A window of opportunity with 403(b)s

Employers seem to be more comfortable with the increased regulations of the 403(b) retirement vehicle that took place in 2009. As such, industry insiders say 2014 is shaping up to be one of the busiest for these plans yet, according to levels of request for proposal activity and contract consolidations.

The 2009 adjustments to 403(b)s — which are tax-deferred, defined contribution retirement savings programs available to employees of public schools, non-profit entities and some clergy members — were the first in more than 40 years. They led to a significant increase in responsibility for employers that use them and concerned some employers about increased oversight and penalties, explains Thomas J. Scalici, CEO at Bethlehem, Penn.-based Cornerstone Advisors Asset Management Inc.

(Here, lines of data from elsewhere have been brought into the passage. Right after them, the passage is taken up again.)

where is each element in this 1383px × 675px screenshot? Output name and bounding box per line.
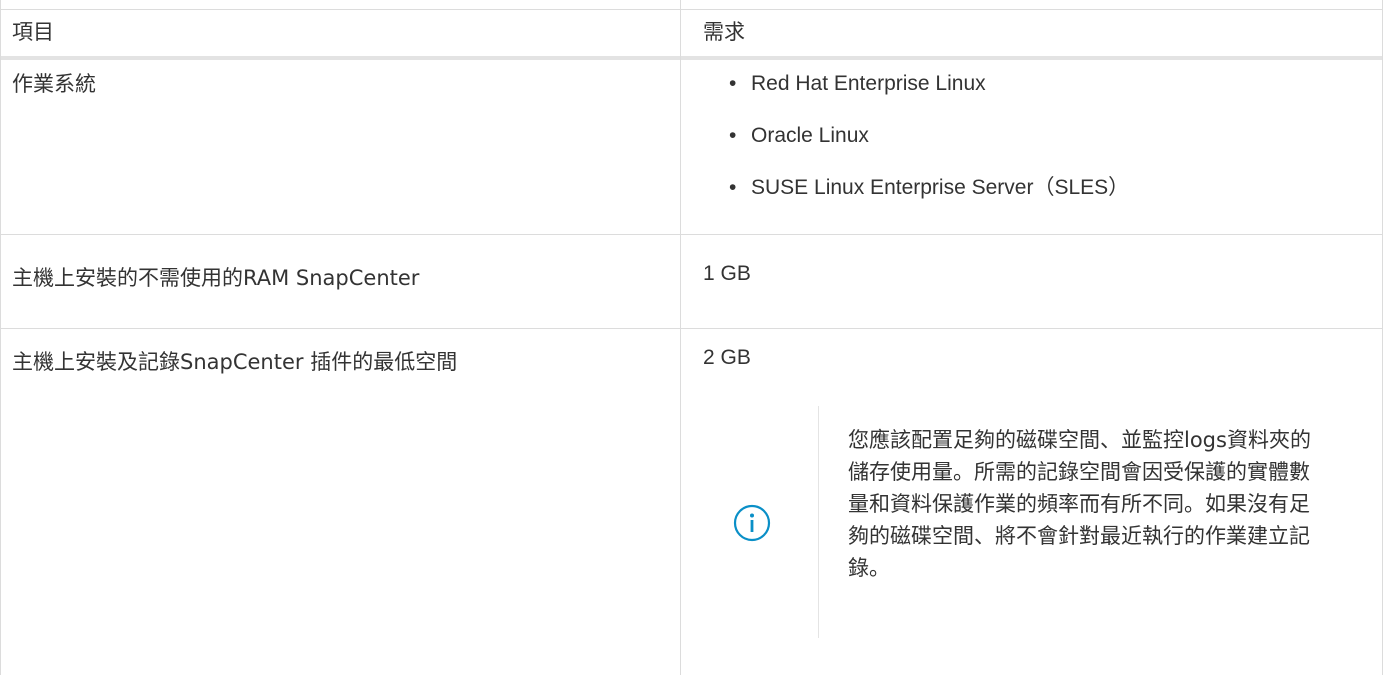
- info-circle-icon: [733, 504, 771, 542]
- requirements-table: 項目 需求 作業系統 • Red Hat Enterprise Linux • Or…: [0, 0, 1383, 675]
- header-bottom-border: [0, 56, 1383, 60]
- note-text: 您應該配置足夠的磁碟空間、並監控logs資料夾的儲存使用量。所需的記錄空間會因受…: [848, 428, 1311, 580]
- row-ram-item: 主機上安裝的不需使用的RAM SnapCenter: [12, 266, 420, 290]
- os-oracle: Oracle Linux: [751, 124, 869, 147]
- bullet-icon: •: [729, 72, 737, 95]
- bullet-icon: •: [729, 124, 737, 147]
- row-divider-2: [0, 328, 1383, 329]
- bullet-icon: •: [729, 176, 737, 199]
- info-note: 您應該配置足夠的磁碟空間、並監控logs資料夾的儲存使用量。所需的記錄空間會因受…: [733, 406, 1338, 638]
- header-item: 項目: [12, 20, 54, 44]
- row-divider-1: [0, 234, 1383, 235]
- list-item: • Oracle Linux: [729, 122, 869, 150]
- table-left-border: [0, 0, 1, 675]
- list-item: • SUSE Linux Enterprise Server（SLES）: [729, 174, 1129, 202]
- header-requirement: 需求: [703, 20, 745, 44]
- column-divider: [680, 0, 681, 675]
- list-item: • Red Hat Enterprise Linux: [729, 70, 986, 98]
- table-top-border: [0, 9, 1383, 10]
- note-left-bar: [818, 406, 819, 638]
- row-space-requirement: 2 GB: [703, 346, 751, 369]
- os-sles: SUSE Linux Enterprise Server（SLES）: [751, 176, 1130, 199]
- os-rhel: Red Hat Enterprise Linux: [751, 72, 986, 95]
- row-ram-requirement: 1 GB: [703, 262, 751, 285]
- row-os-item: 作業系統: [12, 72, 96, 96]
- row-space-item: 主機上安裝及記錄SnapCenter 插件的最低空間: [12, 350, 458, 374]
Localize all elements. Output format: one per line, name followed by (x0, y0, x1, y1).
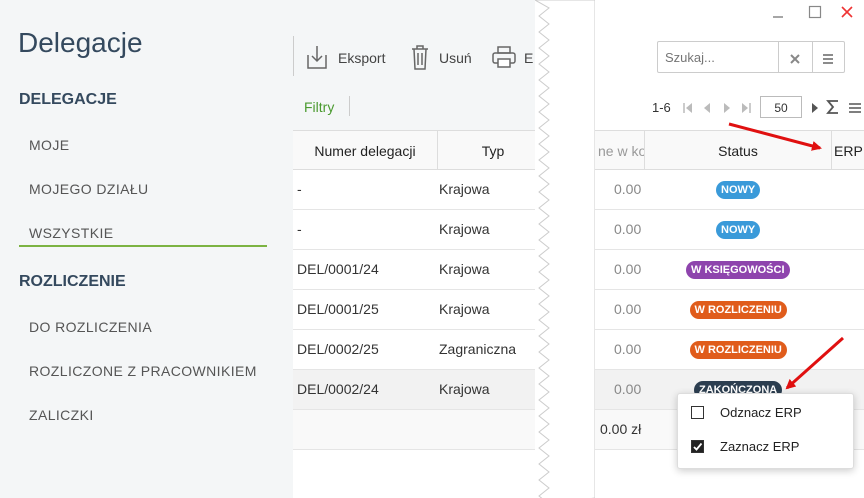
arrow-to-context-menu (785, 336, 844, 390)
arrow-to-erp-header (728, 122, 822, 151)
annotation-arrows (728, 122, 844, 390)
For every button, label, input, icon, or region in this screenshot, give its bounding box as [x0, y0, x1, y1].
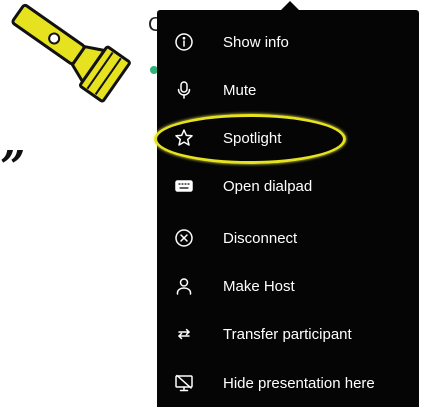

Non-profits are resistant and slow to change, but with the rules more than five years in place “[employers] realize the extent of their responsibilities and liabilities,” Scalici says. “Like they have done in other aspects of their business, they realize they need the help of a specialist who can guide them in decision-making on all aspects of their plan.”

This creates an opportunity for advisers who are moving into space and realizing working with the vehicle is not that different than working with 401(k) plans. “Today 403(b) plans are essentially 401(k) plans as there are numerous rules and regulations that employers at the various tax-exempt organizations have to follow in overseeing the 403(b) plan,” says Alex Assaley, lead adviser at Bethesda, Md.-based AFS 401(k) Retirement Services LLC. “They generally [don’t] have the time or resources and are looking for an outside expert to help them navigate all these complex rules and regulations.”

Scalici says his company has seen more activity in 403(b)s so far in 2014 than any other previous year. That, he believes, is driven by several important realities, including increased auditor attention on the plans and fee disclosure rules that have created more transparency around pricing. Employer benefit committees, he explains, are watching what they spend on such retirement vehicles and seeking out advisers now more than ever to help with that bottom line.

Aaron Friedman, national practice leader, tax-exempt at the Principal Financial Group says his company has also seen an increase in the activity around the plans since the regulations were changed.

Small HR

At the time of the change in 2009, most employers had no formal plan governance in place and most had small human resource staffs. The firms simply didn’t, and still many don’t, have the manpower to do plan governance on their own, says John Guido, principal at Stamford, Conn.-based Retirement Research Inc. He adds: An adviser is just who these employers are looking for.

“They heavily rely on advisers who do have that expertise,” Guido adds. “You have smaller plans in an environment with greater compliance and frankly these plan sponsors and advisers are taking up the mantle to help with fiduciary responsibilities.”

It is time for advisers to look at this market and should know that it’s not that different than the 401(k) market, Guido says, echoing Assaley’s comments.